Recycling Container Guidelines


The following guidelines were jointly prepared by the UC Davis Fire Prevention Division and Project Recycle in an effort to assist in the proper placement of containers used for recycling. 

Placement of Recycling Containers in a Hallway (Non-Rated Corridor): 

1.      The location of the container must not reduce the required exit width nor create an exiting obstruction.  Placing the containers in alcoves is an acceptable method; however, the UC Davis Fire Department – Fire Prevention Division, must approve each corridor location. 

2.      The container or housing unit must be adequately secured to the floor or wall to prevent the container from becoming an exiting obstruction.  

3.      The containers must be emptied regularly to prevent overflow.  If overflow occurs, additional containers may be needed or the containers relocated outside of the corridor environment. 

Placement of Recycling Containers in a Corridor or Assembly Room: 

All of the above, and: The container must be non-combustible, have a self-closing (spring-loaded) lid, and be approved by the UC Davis Fire Department or an approved testing laboratory. 
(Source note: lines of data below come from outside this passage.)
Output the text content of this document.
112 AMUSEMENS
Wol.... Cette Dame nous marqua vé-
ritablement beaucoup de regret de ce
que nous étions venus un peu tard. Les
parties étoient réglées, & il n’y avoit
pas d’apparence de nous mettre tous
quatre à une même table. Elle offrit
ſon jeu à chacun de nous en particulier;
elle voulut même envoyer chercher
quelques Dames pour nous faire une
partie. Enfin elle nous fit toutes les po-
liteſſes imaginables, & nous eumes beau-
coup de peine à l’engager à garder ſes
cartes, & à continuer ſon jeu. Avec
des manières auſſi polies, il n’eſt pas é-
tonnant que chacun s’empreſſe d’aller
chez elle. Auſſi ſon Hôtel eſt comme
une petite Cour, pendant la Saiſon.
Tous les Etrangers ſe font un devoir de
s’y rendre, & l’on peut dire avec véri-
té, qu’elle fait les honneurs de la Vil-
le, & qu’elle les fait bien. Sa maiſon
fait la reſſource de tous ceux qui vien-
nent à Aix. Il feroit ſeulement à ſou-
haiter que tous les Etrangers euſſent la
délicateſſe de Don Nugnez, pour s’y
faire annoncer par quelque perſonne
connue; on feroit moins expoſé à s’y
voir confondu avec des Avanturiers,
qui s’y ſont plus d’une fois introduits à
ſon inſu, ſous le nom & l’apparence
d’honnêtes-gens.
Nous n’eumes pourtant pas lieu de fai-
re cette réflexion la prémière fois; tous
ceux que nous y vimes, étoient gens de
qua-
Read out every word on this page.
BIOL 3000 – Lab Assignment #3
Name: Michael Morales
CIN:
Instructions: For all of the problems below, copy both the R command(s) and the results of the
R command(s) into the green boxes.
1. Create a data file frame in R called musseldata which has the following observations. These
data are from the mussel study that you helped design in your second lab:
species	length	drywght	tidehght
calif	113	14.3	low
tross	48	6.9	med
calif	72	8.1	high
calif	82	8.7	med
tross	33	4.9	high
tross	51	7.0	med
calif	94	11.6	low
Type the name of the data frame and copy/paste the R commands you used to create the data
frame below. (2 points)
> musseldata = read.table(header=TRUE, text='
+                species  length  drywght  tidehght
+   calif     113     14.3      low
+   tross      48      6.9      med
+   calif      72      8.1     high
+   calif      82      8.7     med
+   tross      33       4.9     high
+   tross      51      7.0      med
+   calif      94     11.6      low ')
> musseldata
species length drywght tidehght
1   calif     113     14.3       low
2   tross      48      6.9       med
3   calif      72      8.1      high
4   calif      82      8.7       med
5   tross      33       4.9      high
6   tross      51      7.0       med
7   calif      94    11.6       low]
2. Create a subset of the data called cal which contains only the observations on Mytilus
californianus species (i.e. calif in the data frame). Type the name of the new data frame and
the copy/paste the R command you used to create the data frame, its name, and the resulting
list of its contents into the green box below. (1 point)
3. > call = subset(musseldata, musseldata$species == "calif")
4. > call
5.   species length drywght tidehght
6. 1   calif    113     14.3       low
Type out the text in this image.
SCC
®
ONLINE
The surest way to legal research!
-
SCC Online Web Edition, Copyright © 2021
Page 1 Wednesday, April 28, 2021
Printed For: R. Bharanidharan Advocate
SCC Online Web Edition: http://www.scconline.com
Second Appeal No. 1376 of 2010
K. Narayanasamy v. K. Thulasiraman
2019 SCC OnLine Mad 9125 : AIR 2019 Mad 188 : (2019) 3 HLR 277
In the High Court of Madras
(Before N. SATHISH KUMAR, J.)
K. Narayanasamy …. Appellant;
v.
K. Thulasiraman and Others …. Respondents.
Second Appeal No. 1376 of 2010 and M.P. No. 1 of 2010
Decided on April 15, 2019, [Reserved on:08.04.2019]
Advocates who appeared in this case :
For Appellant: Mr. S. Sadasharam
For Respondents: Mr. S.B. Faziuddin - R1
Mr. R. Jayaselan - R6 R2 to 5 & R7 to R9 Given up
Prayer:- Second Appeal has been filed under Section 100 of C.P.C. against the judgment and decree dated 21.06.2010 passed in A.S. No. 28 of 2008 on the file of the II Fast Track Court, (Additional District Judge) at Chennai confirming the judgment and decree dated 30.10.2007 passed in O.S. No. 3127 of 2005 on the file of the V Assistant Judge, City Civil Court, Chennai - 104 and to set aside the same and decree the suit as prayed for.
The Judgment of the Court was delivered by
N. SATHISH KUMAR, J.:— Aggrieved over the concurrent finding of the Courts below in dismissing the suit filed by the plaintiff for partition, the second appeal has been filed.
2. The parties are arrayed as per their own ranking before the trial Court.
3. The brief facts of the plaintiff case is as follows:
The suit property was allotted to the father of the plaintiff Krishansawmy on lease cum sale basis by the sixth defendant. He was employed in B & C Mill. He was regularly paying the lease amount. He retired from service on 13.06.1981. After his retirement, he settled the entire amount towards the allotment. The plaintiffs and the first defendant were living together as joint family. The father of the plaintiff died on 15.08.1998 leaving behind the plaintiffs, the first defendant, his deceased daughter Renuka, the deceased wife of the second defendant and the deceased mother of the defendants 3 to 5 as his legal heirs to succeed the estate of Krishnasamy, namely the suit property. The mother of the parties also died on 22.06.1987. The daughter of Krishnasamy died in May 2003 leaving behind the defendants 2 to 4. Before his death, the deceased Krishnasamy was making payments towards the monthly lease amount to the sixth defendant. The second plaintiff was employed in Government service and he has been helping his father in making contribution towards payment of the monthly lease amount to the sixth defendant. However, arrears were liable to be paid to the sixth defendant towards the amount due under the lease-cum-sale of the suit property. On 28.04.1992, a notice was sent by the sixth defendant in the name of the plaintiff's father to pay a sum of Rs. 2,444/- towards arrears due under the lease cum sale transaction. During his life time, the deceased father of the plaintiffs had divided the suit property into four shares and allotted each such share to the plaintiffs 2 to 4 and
The use of Rubbermaid or any other brand of plastic containers for recycling paper or cans and bottles or trash is permitted under desks, in an office setting or in a large modular furniture environment.

The following additional requirements from the Life Safety Code (NFPA 101: 20.7.55) applies to the UC Davis Health System hospital and medical office buildings:

1.       Recycling containers must not exceed 32 gallons in capacity.

2.      The average density of container capacity in a room or space must not exceed 0.5 gallons/square foot.

3.      A capacity of 32 gallons must not be exceeded within any 64 square foot area.

4.      Mobile Recycling containers with capacities greater than 32 gallons may be located in a room protected as a hazardous area (walls fire rated to one hour) when not attended.